In den nachfolgenden Arbeitsgerichtsprozessen erreichten einige jedoch die Wiedereinstellung. - Und nun geschah etwas Erstaunliches: Wenn die Stadtbürokratie gedacht hatte, wenigstens Herrn Pöhlert losgeworden zu sein, mußte sie sich darin nun getäuscht sehen: Die wiedereingestellten Lehrer waren zwischenzeitlich nämlich von Werner Pöhlert adoptiert worden. So liefen nun also gleich mehrere Musiklehrer herum, die mit "Herr Pöhlert" angeredet werden mußten! - Selbstredend, daß sie auch im Geiste ihres Adoptivvaters tätig waren. (Auch die Forderung nach BAT-Verträgen wurde nach einiger erfüllt.)

Werner Pöhlert war nun "arbeitslos" - welch absurdes Attribut für diesen Menschen!

Er bewarb sich deutschlandweit, erhielt aber nur Absagen - ganz offensichtlich nachdem man seinen bisherigen Arbeitgeber kontaktiert hatte. - Seine Privatmusikschule hatte er schon von etlicher Zeit veräußert und den Erlös für Volksbefreiungskämpfe in Afrika gespendet.

Die zusätzlich Zeit, die ihm nun zur Verfügung stand, widmete er der Organisation. Namentlich ließ er sich in der Druckerei anlernen und genoß es offensichtlich, nun auch praktisch als Arbeiter tätig zu sein.

Trotz seinem enormen Beitrag zum Wachstum der Organisation war er innerhalb des KBW alles andere als ein Wortführer. Diejenigen, die ihn von früher kannten, mußten sich wundern, wie zurückhaltend und bescheiden er auftrat, wie er sich ein- und unterordnete.

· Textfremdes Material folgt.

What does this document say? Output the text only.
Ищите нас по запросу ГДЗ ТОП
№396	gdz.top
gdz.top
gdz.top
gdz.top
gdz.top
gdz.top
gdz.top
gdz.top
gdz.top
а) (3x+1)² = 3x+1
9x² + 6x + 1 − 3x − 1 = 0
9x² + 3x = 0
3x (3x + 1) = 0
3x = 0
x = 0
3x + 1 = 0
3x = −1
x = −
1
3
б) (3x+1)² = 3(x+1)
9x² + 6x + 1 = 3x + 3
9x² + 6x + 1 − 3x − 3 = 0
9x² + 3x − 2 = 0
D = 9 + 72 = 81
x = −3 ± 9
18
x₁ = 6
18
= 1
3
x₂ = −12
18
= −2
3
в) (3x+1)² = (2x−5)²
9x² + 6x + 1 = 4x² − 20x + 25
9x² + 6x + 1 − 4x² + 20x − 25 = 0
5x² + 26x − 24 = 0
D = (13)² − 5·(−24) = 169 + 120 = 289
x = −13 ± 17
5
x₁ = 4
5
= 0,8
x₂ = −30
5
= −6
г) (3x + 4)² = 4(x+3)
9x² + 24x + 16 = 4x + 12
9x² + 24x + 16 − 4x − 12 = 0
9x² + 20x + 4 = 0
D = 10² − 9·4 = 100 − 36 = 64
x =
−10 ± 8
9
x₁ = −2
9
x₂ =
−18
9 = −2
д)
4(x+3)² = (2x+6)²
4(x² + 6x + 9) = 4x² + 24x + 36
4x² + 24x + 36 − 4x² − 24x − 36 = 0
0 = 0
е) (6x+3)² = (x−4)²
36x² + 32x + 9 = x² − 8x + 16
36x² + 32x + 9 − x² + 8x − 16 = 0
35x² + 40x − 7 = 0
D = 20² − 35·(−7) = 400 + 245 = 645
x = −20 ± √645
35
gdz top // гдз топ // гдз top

Dies änderte sich erst wieder in der Niedergangsphase des KBW. Als nun viele, auch vormals führende Genossen die Organisation verließen, konfrontierte er sie schonungslos mit seiner "Umkipp-Theorie". Er selber blieb nun erst recht Mitglied, hoffend, daß nach dem Ausscheiden der Spreu Weizenkörner übrig bleiben würden. Erst als auch dies nicht eintrat, verabschiedete er sich von dem Projekt KBW.

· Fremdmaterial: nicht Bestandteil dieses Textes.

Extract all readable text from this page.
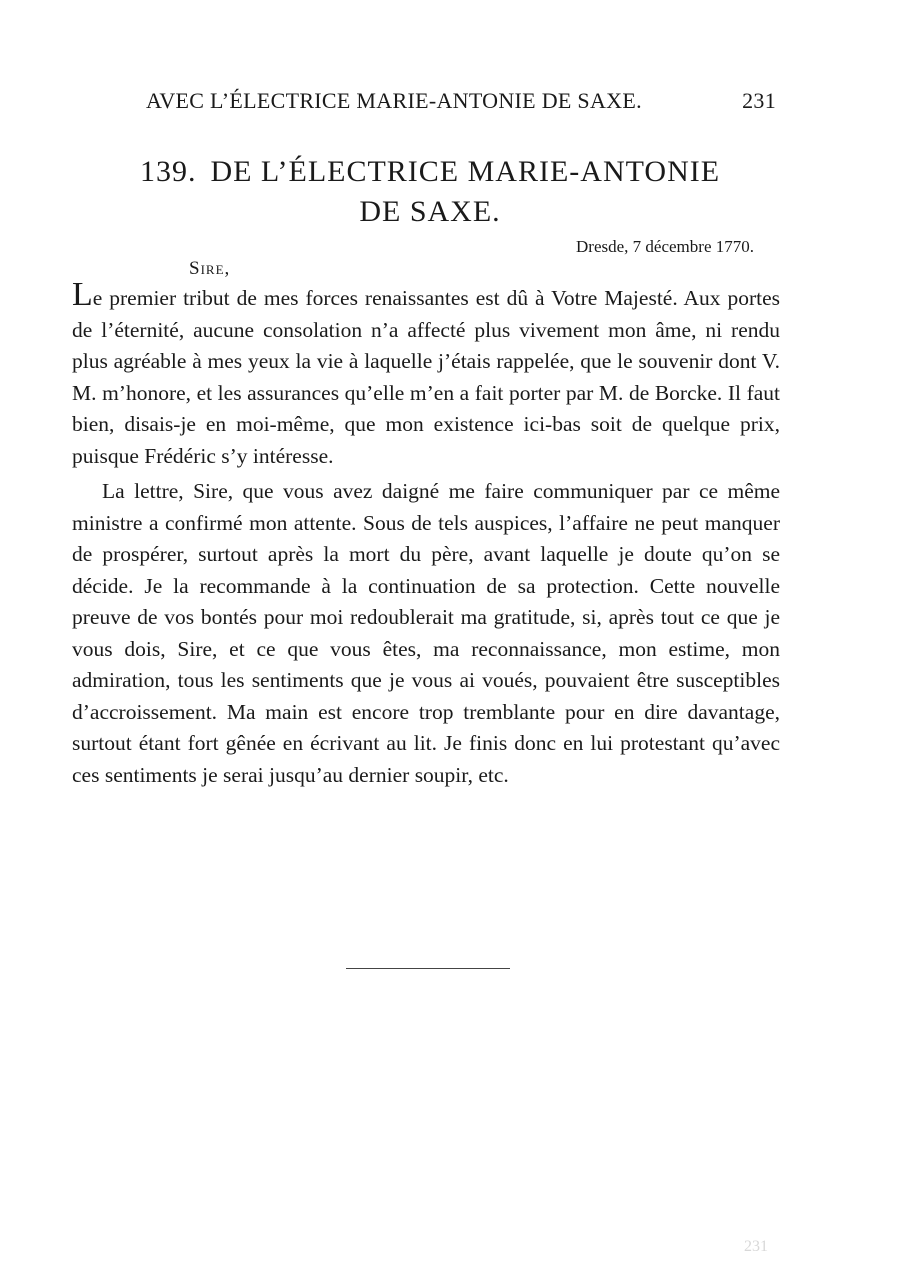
AVEC L’ÉLECTRICE MARIE-ANTONIE DE SAXE.	231
139. DE L’ÉLECTRICE MARIE-ANTONIE
DE SAXE.
Dresde, 7 décembre 1770.
Sire,

Le premier tribut de mes forces renaissantes est dû à Votre Majesté. Aux portes de l’éternité, aucune consolation n’a affecté plus vivement mon âme, ni rendu plus agréable à mes yeux la vie à laquelle j’étais rappelée, que le souvenir dont V. M. m’honore, et les assurances qu’elle m’en a fait porter par M. de Borcke. Il faut bien, disais-je en moi-même, que mon existence ici-bas soit de quelque prix, puisque Frédéric s’y intéresse.

La lettre, Sire, que vous avez daigné me faire communiquer par ce même ministre a confirmé mon attente. Sous de tels auspices, l’affaire ne peut manquer de prospérer, surtout après la mort du père, avant laquelle je doute qu’on se décide. Je la recommande à la continuation de sa protection. Cette nouvelle preuve de vos bontés pour moi redoublerait ma gratitude, si, après tout ce que je vous dois, Sire, et ce que vous êtes, ma reconnaissance, mon estime, mon admiration, tous les sentiments que je vous ai voués, pouvaient être susceptibles d’accroissement. Ma main est encore trop tremblante pour en dire davantage, surtout étant fort gênée en écrivant au lit. Je finis donc en lui protestant qu’avec ces sentiments je serai jusqu’au dernier soupir, etc.

231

Nun setzte er die Arbeit in seinem persönlichen Stil fort. Mit seinen engsten Schülern bezog er ein Haus und praktizierte hier den Kommunismus schon mal im Kleinen.Die Gemeinschaft gab eine Zeitschrift namens "Horizont" heraus, worin das Zeitgeschehen aus Sicht der Arbeiterklasse beleuchtet wurde. Aus interessanten Fernsehsendungen wurde ein umfangreiches Video-Archiv zusammengestellt. Gelegentlich fanden Film-Wochenenden zu bestimmten Themen statt. Diese Filmdarbietungen, versehen mit Werners belebenden und lachreizenden Kommentaren dürften allen Teilnehmern unvergeßlich sein. Pöhlerts Meisterschüler Jochen Pöhlert - gleichzeitig ein talentierter Zeichner - arbeitete das gesamte Kommunistische Manifest in eine Comic-Serie um, um Jugendlichen den Zugang zu erleichtern. Eine ganze Reihe von Intellektuellen aus Pöhlerts Kreis absolvierten eine handwerkliche Lehre und wurden Fabrikarbeiter, waren meist auch in Gewerkschaft und Betriebsrat aktiv.

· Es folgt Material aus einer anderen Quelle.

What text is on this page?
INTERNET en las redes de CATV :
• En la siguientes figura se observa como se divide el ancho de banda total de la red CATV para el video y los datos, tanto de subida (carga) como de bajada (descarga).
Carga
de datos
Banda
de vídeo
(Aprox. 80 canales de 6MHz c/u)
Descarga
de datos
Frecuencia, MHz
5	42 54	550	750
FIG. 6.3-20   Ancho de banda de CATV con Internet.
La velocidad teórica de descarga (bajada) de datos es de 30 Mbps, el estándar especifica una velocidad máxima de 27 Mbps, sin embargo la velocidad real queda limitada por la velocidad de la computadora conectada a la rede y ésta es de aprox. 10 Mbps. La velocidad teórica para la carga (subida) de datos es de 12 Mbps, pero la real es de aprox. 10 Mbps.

Ansonsten verlagerte sich der Schwerpunkt im Pöhlert-Haus wieder zunehmend auf die Musik, und zwar nun wieder auf den Jazz. Pöhlert ging daran, alles was er früher im Jazz spontan und intuitiv gemacht hatte, zu analysieren und in einer Weise darzustellen, daß Musiker es aufnehmen konnten, die die lebendige Jazz-Tradition nicht mehr miterlebt hatten. Es entstanden die "Grundlagenharmonik" sowie Improvisationsanleitungen für verschiedene Instrumente.

Pöhlert setzte immer wieder Hoffnung auf die nachwachsenden Generationen, und bis in sein Alter zog er 15-, 16-jährige und jüngere an. - Was die Combos, die er aus ihnen zusammenstellte, zuwege brachten, ist auf etlichen CDs zu hören und löst kopfschüttelndes Erstaunen aus.

Zunehmende körperliche Gebrechen ließen ihn sich zunehmend zurückziehen. Doch hatte er gründlich vorgesorgt, daß andere die Arbeit weiterführen konnten: allen voran sein Adoptivsohn Jochen, den er zu einem überragenden Instrumentalisten und Pädagogen ausgebildet hatte.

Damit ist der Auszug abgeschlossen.